The men of Kim Liggett’s fictitious Garner County in “The Grace Year” are terrified of women, and that terror manifests as violent hatred. The men of this dystopian world believe that every woman is imbued with some sort of siren-esque power that allows women to lead men astray.

This fear and hatred of women culminates when the girls of the town turn 16 each year and are on the cusp of womanhood. In a ceremony that degrades the girls by parading them around to be sold to the coming of age boys in town, the titular Grace Year begins.

Every girl in Garner County must participate in the Grace Year, but none of the women or girls are allowed to talk about what awaits them beyond the gates of their county.

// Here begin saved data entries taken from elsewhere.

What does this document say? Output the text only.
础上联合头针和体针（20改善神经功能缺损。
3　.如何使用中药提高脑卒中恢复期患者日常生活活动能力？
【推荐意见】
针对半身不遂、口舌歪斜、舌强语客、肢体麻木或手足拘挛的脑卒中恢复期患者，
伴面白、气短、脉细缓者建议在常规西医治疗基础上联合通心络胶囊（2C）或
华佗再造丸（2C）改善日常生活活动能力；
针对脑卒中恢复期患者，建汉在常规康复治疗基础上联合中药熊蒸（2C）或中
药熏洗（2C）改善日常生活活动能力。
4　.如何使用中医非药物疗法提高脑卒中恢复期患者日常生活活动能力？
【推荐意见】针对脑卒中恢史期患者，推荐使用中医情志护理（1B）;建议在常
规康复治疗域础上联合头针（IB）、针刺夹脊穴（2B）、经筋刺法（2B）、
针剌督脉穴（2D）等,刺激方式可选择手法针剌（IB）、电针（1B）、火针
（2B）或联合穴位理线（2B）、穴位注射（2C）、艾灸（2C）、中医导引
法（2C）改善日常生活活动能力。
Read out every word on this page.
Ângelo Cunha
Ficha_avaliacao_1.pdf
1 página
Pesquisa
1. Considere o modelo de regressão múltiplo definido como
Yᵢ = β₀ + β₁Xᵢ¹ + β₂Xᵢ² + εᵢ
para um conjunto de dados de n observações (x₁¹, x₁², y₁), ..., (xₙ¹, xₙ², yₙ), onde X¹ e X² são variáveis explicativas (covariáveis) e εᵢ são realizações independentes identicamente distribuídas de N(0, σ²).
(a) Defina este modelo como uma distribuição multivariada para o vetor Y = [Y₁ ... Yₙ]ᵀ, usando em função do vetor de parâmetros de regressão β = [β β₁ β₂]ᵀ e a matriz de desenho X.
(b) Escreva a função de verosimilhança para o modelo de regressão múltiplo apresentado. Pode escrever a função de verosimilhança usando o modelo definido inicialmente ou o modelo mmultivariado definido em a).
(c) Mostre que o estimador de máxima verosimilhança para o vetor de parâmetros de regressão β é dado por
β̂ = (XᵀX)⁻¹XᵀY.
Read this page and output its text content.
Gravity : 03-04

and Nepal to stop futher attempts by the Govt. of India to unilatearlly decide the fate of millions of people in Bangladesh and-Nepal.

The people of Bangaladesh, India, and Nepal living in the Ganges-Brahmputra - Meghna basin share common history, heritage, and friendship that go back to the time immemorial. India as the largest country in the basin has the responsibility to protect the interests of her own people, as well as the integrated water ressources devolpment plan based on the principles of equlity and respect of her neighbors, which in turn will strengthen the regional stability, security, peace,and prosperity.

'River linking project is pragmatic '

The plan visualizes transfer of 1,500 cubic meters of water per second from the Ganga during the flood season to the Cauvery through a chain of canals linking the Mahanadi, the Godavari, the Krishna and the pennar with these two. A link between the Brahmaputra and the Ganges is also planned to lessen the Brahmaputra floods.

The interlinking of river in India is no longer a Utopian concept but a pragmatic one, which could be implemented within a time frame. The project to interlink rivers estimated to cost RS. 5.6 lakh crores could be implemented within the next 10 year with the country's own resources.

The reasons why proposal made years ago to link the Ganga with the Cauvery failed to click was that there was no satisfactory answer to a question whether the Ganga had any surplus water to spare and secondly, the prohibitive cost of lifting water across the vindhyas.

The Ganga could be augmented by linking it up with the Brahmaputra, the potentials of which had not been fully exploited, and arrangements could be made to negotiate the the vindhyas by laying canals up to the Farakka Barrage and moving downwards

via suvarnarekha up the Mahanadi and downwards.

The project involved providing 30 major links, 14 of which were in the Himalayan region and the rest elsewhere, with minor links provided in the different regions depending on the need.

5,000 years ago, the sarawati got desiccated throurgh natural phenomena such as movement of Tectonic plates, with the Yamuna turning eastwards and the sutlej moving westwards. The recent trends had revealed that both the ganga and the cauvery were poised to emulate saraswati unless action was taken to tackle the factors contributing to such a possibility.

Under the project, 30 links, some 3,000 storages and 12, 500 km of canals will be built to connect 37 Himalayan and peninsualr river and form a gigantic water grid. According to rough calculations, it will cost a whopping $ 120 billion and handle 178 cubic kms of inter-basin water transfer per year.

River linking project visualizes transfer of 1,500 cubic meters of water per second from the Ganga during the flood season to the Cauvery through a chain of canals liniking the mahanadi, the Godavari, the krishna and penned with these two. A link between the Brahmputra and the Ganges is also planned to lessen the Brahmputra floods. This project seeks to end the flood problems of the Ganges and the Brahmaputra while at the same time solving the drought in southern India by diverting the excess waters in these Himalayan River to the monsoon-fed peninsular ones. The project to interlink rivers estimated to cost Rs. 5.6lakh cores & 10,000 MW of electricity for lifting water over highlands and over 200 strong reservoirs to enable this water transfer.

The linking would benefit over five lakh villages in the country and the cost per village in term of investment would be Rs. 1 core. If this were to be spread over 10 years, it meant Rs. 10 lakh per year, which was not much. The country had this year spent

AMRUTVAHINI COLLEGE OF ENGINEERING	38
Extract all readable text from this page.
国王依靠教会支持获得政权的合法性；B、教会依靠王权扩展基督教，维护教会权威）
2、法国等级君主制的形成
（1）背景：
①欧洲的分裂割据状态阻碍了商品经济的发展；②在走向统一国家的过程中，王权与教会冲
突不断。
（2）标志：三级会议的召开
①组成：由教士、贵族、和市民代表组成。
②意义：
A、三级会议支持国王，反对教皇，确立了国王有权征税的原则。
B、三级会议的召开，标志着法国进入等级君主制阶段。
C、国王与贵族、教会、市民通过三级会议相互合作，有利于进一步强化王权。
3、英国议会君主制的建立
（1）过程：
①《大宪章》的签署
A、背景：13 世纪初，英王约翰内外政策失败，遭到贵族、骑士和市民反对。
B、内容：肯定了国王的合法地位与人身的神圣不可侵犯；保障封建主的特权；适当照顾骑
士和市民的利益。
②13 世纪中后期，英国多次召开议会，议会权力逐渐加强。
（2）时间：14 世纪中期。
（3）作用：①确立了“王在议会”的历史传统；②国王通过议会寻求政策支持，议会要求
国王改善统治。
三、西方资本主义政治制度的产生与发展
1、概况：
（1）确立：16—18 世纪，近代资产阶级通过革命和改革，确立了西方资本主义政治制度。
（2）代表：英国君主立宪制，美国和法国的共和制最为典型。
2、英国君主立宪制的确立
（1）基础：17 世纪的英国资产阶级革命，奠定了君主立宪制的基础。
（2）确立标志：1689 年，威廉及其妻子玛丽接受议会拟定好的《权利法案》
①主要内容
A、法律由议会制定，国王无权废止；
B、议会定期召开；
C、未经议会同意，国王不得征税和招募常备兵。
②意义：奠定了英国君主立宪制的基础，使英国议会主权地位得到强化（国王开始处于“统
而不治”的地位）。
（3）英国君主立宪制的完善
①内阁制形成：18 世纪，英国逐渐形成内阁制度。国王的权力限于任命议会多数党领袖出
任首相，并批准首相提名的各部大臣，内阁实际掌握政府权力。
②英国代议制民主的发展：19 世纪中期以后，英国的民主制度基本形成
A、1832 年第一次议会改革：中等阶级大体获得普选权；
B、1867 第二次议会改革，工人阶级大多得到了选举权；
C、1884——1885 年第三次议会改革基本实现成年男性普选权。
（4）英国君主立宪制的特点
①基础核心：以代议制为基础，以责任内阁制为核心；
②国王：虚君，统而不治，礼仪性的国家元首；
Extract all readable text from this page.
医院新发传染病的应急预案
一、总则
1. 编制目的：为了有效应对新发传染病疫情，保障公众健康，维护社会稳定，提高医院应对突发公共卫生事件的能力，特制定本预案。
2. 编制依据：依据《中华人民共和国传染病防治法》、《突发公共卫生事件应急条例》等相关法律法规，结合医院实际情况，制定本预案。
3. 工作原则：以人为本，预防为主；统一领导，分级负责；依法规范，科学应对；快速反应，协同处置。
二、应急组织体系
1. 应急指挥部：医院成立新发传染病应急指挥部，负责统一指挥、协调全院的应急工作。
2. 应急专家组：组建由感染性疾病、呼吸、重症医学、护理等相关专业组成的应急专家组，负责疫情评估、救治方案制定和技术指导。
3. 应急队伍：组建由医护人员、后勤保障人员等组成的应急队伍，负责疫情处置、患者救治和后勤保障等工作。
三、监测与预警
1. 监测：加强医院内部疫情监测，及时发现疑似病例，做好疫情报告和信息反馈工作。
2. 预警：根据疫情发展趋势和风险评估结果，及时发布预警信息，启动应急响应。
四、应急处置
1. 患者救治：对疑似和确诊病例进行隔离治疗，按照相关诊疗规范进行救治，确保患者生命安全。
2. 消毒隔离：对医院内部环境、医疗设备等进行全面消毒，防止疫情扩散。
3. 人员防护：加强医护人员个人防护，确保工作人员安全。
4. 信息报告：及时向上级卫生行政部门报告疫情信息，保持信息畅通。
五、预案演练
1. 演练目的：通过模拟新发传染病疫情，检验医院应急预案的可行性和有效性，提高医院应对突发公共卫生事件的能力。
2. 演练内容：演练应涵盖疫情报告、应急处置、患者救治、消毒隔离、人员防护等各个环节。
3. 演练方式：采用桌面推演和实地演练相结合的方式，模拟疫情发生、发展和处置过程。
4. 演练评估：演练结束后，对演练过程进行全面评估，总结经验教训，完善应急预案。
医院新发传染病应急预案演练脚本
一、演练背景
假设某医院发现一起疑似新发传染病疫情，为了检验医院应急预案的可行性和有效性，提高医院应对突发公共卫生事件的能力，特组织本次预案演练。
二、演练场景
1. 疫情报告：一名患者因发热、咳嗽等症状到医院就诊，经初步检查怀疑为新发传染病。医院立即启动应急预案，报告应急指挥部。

All the girls know going into it is that it is dangerous and not all of them will make it back alive, and none of them will make it back the same.

Garner County is a society that thrives off limiting the power (be it metaphorical or literal — that is up for debate in this novel) to women when they come together. So, the men of Garner County ensure that all the women and girls know their place and their role in bringing sin into the world.

Told through the skeptical eyes of Tierney James, “The Grace Year” presents itself as a typical YA dystopian novel not unlike “The Hunger Games,” but Liggett’s world is far darker than that of her peers.

“The Grace Year” is less for a younger crowd and better catered to older readers who can maturely sort through the complexities and horrors they will face on the pages.

The novel does fall prey to a typical YA plotpoint; a romance that does not quite fit the protagonist’s desires or motivations. What sets Tierney apart from the rest of the girls her age is her disdain for marriage and her anger at her male best friend’s romantic feelings toward her.

For the first half of the novel, all signs point to Tierney being a lesbian, and there are even indications of her and another Grace Year girl developing a relationship beyond platonic. However, seemingly out of nowhere, Liggett reveals an enemies-to-lovers subplot between Tierney and a member of the fringes of society. While the romance between Tierney and this man is well written, it is not believable based on Tierney’s established characterization.

“The Grace Year” confidently and empathetically delves into difficult topics such as abuse, murder and rape, and how those particular forms of violence are used to keep women obedient through fear.

Further, Liggett examines the way society subjugates women through religion and fear, but also the interpersonal relationships of women in girls in a society that wants women to despise themselves and each other.

In a blur of many dystopian novels telling tales of corrupt governments, “The Grace Year” stands out among the crowd and holds a mirror up to American society to reveal its ugliest bits.